I was a witness during the time I attended Yale University, and then as Panama’s ambassador to the United States, of what the checks and balances of this great democracy mean. The Panama Canal’s ports, Cristóbal and Balboa, were obsolete as transshipment ports so the government of President Perez Balladares decided to privatize them. Those who won the concession would make the necessary investments to meet the load and the transshipment needs, which were the most important functions they would have as auxiliaries to the geographic position and the Canal. Major port companies from Japan and Hong Kong came to the bid, including Hutchinson Wampoa, which was perhaps the most important of them all, with ports all over the world.

The United States wanted Bechtel, one of its large companies, to obtain the concession and tried to convince the government to grant it directly, since it would make an offer that could not be rejected because of how advantageous it would be for Panama.  Ultimately they convinced President Pérez Balladares to halt the bidding process to tend to the Bechtel proposal, which in the end the President deemed to be a mockery, thus discarding it immediately. The bidding went ahead and was won by the aforementioned Hong Kong Company. The United States’ reaction and fury (there is no other word to describe it) came swiftly.

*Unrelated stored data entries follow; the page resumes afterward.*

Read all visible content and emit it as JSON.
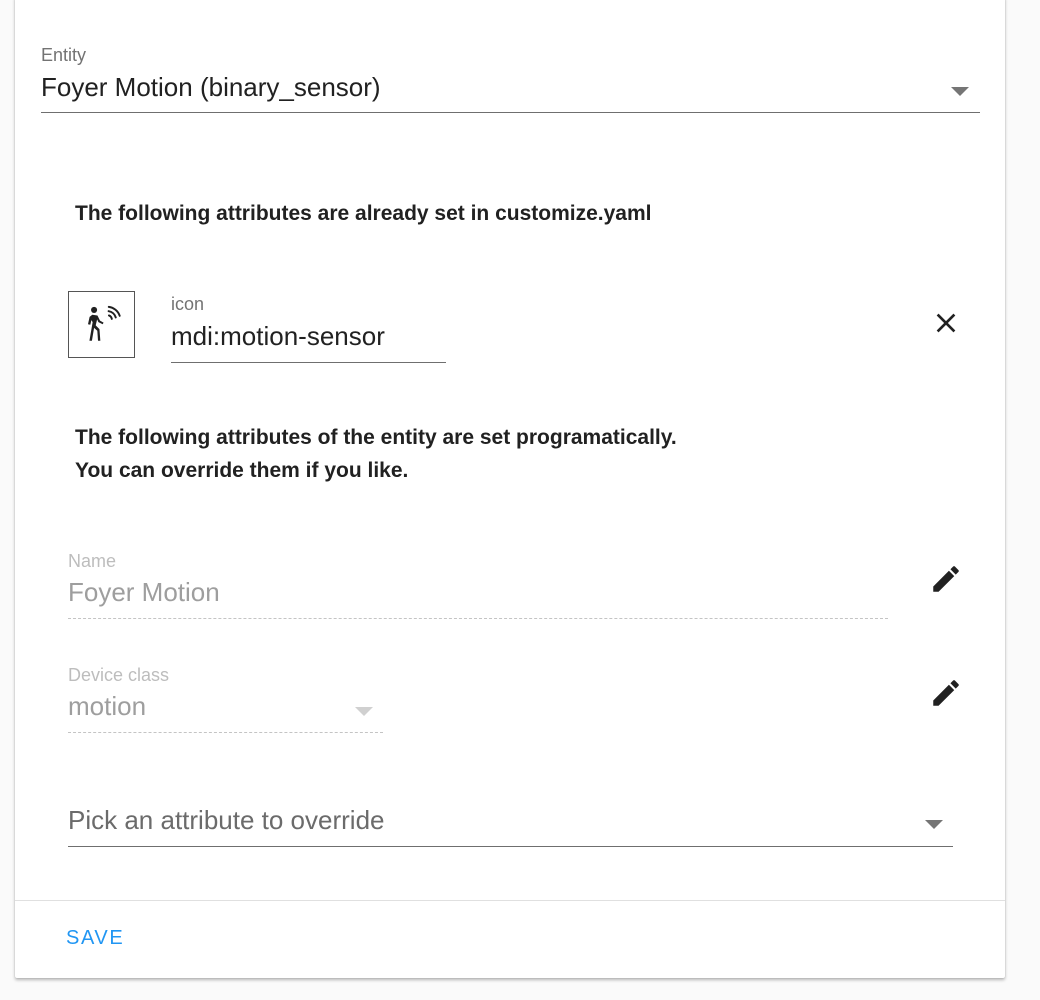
{
  "entity": {
    "label": "Entity",
    "value": "Foyer Motion (binary_sensor)"
  },
  "customize_section": {
    "heading": "The following attributes are already set in customize.yaml",
    "attributes": [
      {
        "label": "icon",
        "value": "mdi:motion-sensor",
        "icon": "motion-sensor-icon"
      }
    ]
  },
  "programmatic_section": {
    "heading_line1": "The following attributes of the entity are set programatically.",
    "heading_line2": "You can override them if you like.",
    "attributes": [
      {
        "label": "Name",
        "value": "Foyer Motion"
      },
      {
        "label": "Device class",
        "value": "motion"
      }
    ]
  },
  "override_picker": {
    "placeholder": "Pick an attribute to override"
  },
  "footer": {
    "save_label": "SAVE"
  },
  "colors": {
    "accent": "#2196f3",
    "text_primary": "#212121",
    "text_disabled": "#9e9e9e"
  }
}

Right away the six most important senators sent a note to the director of the Federal Maritime Authority stating that they had to ‘punish’ Panama for discriminating against American interests in the bidding of the ports. They talked about how they would prevent ships bearing the Panamanian flag from reaching American ports. As expected, panic spread in Panama so the government asked me, as the ambassador, to hire a law firm to advise us on the subject. A single preliminary note from lawyers cost more than $ 5,000 and I realized that the meager Embassy budget would not allow for much more. I then sent the legal adviser to the Embassy, ​​Alfredo Suescum, accompanied by Lili Romero, who also acted as a lawyer, to find out with the officials of the Maritime Commission what could happen to us and what remedies we would have available to mitigate the damages. Alfredo and Lili returned smiling and relaxed. I asked them how long it would take the Commission to apply the penalty. Their response: ‘Ambassador, we met with the heads of the different departments and the message is: ‘Nothing will happen to Panama. This is an internal Panamanian matter and has nothing to do with us. Do not worry about the letter from the senators. It is just politics without any significance for us. Our director is also a politician, but these things we handle internally’.

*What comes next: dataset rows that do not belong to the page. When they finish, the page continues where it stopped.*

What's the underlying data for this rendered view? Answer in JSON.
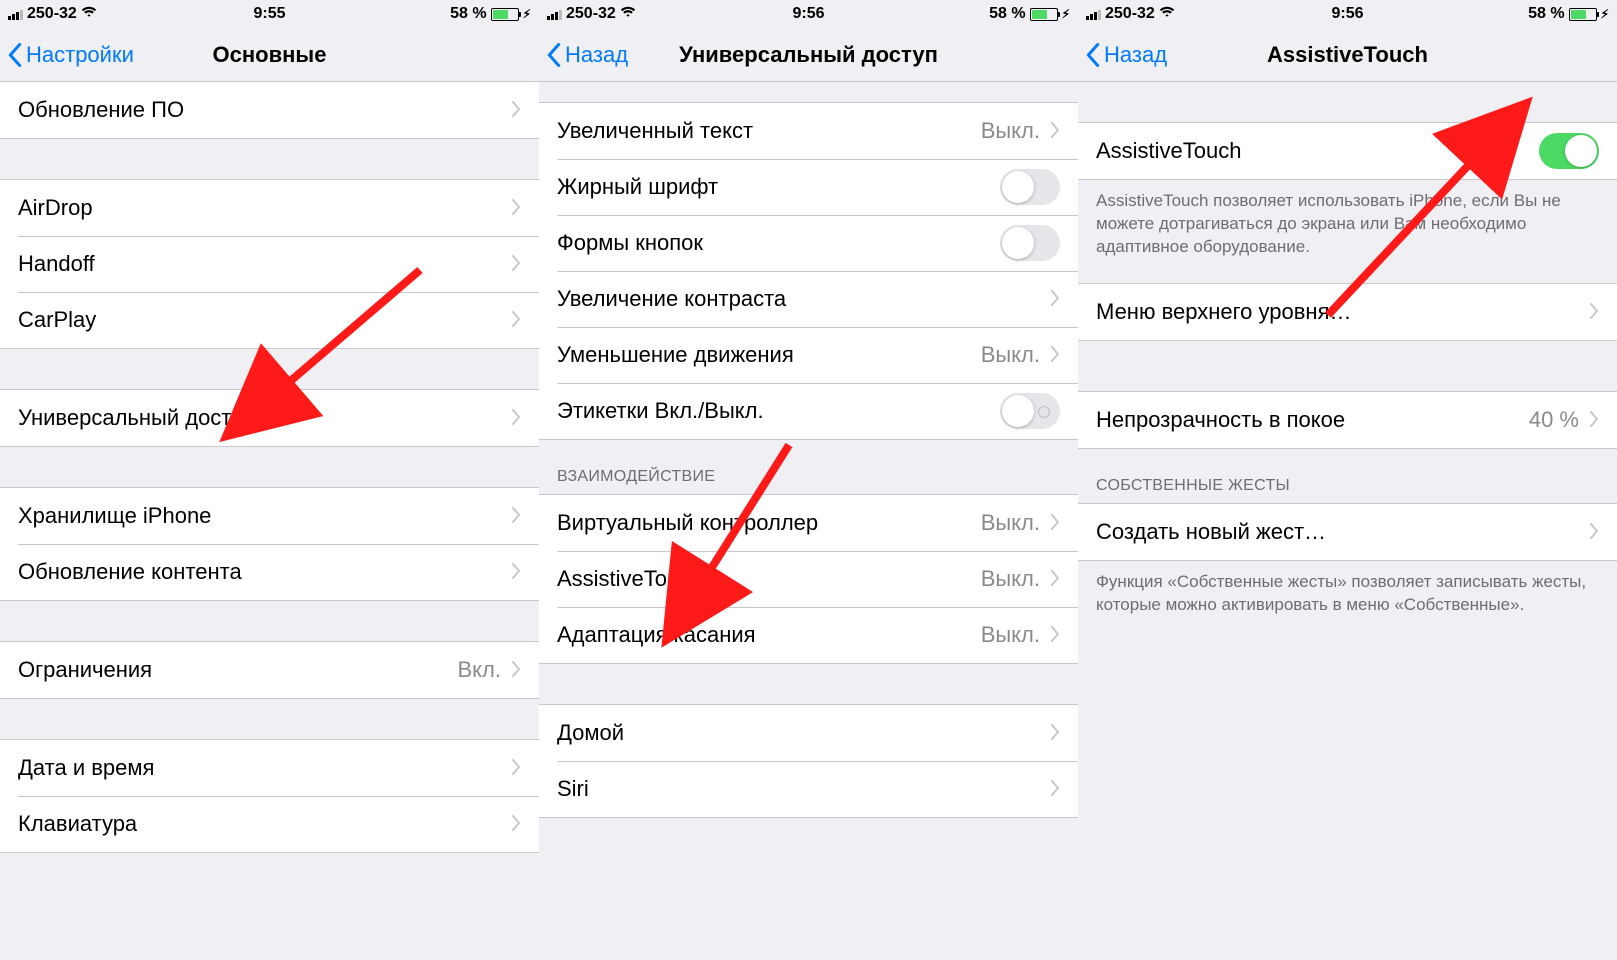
{
  "status": {
    "carrier": "250-32",
    "battery_pct": "58 %"
  },
  "screen1": {
    "time": "9:55",
    "back": "Настройки",
    "title": "Основные",
    "rows": {
      "software_update": "Обновление ПО",
      "airdrop": "AirDrop",
      "handoff": "Handoff",
      "carplay": "CarPlay",
      "accessibility": "Универсальный доступ",
      "storage": "Хранилище iPhone",
      "background_refresh": "Обновление контента",
      "restrictions": "Ограничения",
      "restrictions_val": "Вкл.",
      "datetime": "Дата и время",
      "keyboard": "Клавиатура"
    }
  },
  "screen2": {
    "time": "9:56",
    "back": "Назад",
    "title": "Универсальный доступ",
    "rows": {
      "larger_text": "Увеличенный текст",
      "larger_text_val": "Выкл.",
      "bold_text": "Жирный шрифт",
      "button_shapes": "Формы кнопок",
      "increase_contrast": "Увеличение контраста",
      "reduce_motion": "Уменьшение движения",
      "reduce_motion_val": "Выкл.",
      "onoff_labels": "Этикетки Вкл./Выкл.",
      "section_interaction": "ВЗАИМОДЕЙСТВИЕ",
      "switch_control": "Виртуальный контроллер",
      "switch_control_val": "Выкл.",
      "assistive_touch": "AssistiveTouch",
      "assistive_touch_val": "Выкл.",
      "touch_accommodations": "Адаптация касания",
      "touch_accommodations_val": "Выкл.",
      "home": "Домой",
      "siri": "Siri"
    }
  },
  "screen3": {
    "time": "9:56",
    "back": "Назад",
    "title": "AssistiveTouch",
    "rows": {
      "assistive_touch": "AssistiveTouch",
      "footer1": "AssistiveTouch позволяет использовать iPhone, если Вы не можете дотрагиваться до экрана или Вам необходимо адаптивное оборудование.",
      "top_menu": "Меню верхнего уровня…",
      "idle_opacity": "Непрозрачность в покое",
      "idle_opacity_val": "40 %",
      "section_custom": "СОБСТВЕННЫЕ ЖЕСТЫ",
      "create_gesture": "Создать новый жест…",
      "footer2": "Функция «Собственные жесты» позволяет записывать жесты, которые можно активировать в меню «Собственные»."
    }
  }
}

This was a great lesson on the strength that democracy has in protecting officials against impositions from bosses they might have at a given time. In fact, the senators’ overblown threats deflated and besides some extreme groups’ propaganda stating that Panama was handing over the Canal to a Chinese company (they would wave the Chinese flag over the Canal in television ads), no more was spoken about the subject; there was no sanction of any kind and the Embassy saved a fortune in legal fees.

So I realized, because I experienced it, how great democracy is in that country.  We are sure that Trump will learn to live with it and hope that with his great dynamism it will help make the planet a little better not only for his people but also for the rest of the world. This is, without a doubt, the greatest responsibility that the world’s great powers must assume.